Red Cross agencies will provide survival kits that include sleeping mats, plastic sheeting, plates, cups, buckets, cooking pans, soap, washing powder and sheets. The first trucks of supplies began heading here from the capital, Colombo, on Wednesday.
"The question is, are there enough supplies to meet the demand?" said John Punter, another official with the International Committee for the Red Cross. "Are there a million plastic buckets in Sri Lanka?"
Soon, planeloads of aid will start arriving in Colombo from abroad, he said. "The first thing is, where do you start? It's everywhere. It's the whole country. And not only is it one country, it's six or seven countries over a massive area."
Sri Lanka's challenges - from survival to subsistence to the avoidance of epidemics- are only the beginning. In this poor country of 20 million people, as many as a million or more now have no way to earn a living.
"What we need is boats," said the men sheltering on the hillside with Mr. Kannan. Like most of these coastal refugees, they were fishermen and like most of them, their boats, nets and motors were swallowed by the ocean that once fed them.

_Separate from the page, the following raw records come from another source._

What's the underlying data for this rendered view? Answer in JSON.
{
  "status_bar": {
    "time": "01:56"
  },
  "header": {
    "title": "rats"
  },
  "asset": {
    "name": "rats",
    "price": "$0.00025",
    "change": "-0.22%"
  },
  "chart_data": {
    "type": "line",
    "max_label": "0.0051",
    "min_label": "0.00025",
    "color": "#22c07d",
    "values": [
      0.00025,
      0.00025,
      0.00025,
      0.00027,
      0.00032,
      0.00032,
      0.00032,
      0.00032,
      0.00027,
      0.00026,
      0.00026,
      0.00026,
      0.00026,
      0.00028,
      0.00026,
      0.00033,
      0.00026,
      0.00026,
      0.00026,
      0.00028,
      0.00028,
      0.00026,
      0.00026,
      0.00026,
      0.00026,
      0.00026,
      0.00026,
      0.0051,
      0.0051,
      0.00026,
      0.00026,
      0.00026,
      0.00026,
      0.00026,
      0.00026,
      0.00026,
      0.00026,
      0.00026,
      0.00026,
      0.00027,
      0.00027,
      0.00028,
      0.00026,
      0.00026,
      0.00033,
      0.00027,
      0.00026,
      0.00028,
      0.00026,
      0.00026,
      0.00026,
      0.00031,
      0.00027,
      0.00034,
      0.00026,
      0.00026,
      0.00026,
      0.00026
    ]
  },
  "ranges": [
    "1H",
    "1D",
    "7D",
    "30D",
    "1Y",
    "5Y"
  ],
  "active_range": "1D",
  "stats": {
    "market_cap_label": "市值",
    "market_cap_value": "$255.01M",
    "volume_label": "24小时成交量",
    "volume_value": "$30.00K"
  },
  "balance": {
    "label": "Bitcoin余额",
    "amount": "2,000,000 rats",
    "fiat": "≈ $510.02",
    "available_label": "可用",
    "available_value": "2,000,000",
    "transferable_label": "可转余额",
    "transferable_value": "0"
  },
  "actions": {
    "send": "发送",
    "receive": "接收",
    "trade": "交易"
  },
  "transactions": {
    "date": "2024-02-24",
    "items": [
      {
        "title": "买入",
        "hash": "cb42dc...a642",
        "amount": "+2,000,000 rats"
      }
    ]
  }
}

Once the world has spent millions of dollars on aid to the victims here and around the region, it is hard to know how these penniless fishermen will find the means to support their families again.
In Trincomalee, which was sheltered in a cove from the worst of the inundation, scores of fishermen have pulled their boats out of the harbor for safety and they now line the narrow streets like parked cars.
As a measure of the national trauma here, the disaster caused by an undersea earthquake measuring a 9.0 magnitude is now being referred to on television as "9.0, 2004." Radio stations have begun reading out the names of the missing, just as desperate families in America posted photographs of the missing after the attacks of Sept. 11, 2001.
Some people are raising the hope of a silver lining - that this calamity will help bring together the Tamil and Sinhalese sides that fought nearly 20 years of civil war until a fragile cease-fire was declared in 2002.
Mr. Walder of the Red Cross said the Tamil rebels have been "quite well organized" in bringing relief to areas they control. The aid group associated with them, the Tamil Rehabilitation Organization, has been cooperating well with the government, he said.
In Trincomalee, Sunday's natural disaster struck an area that had been torn apart by fighting for years. Along the Nilaveli road, buildings knocked askew by the ocean stand side by side with the rubble of buildings destroyed by war.
The turbulent waves robbed a nearby military base of its weapons just as Tamil raiders had done in the past and scattered buried land mines back into areas that had been cleared since the cease-fire.
On the grounds of the ruined Nilaveli Hotel, cars hung from trees along with bits of clothing, a dead goat and a head of cabbage.
Foam hissed up the quiet beach and the ocean stretched to the horizon, placid and glittering, almost smug after this demonstration of its power.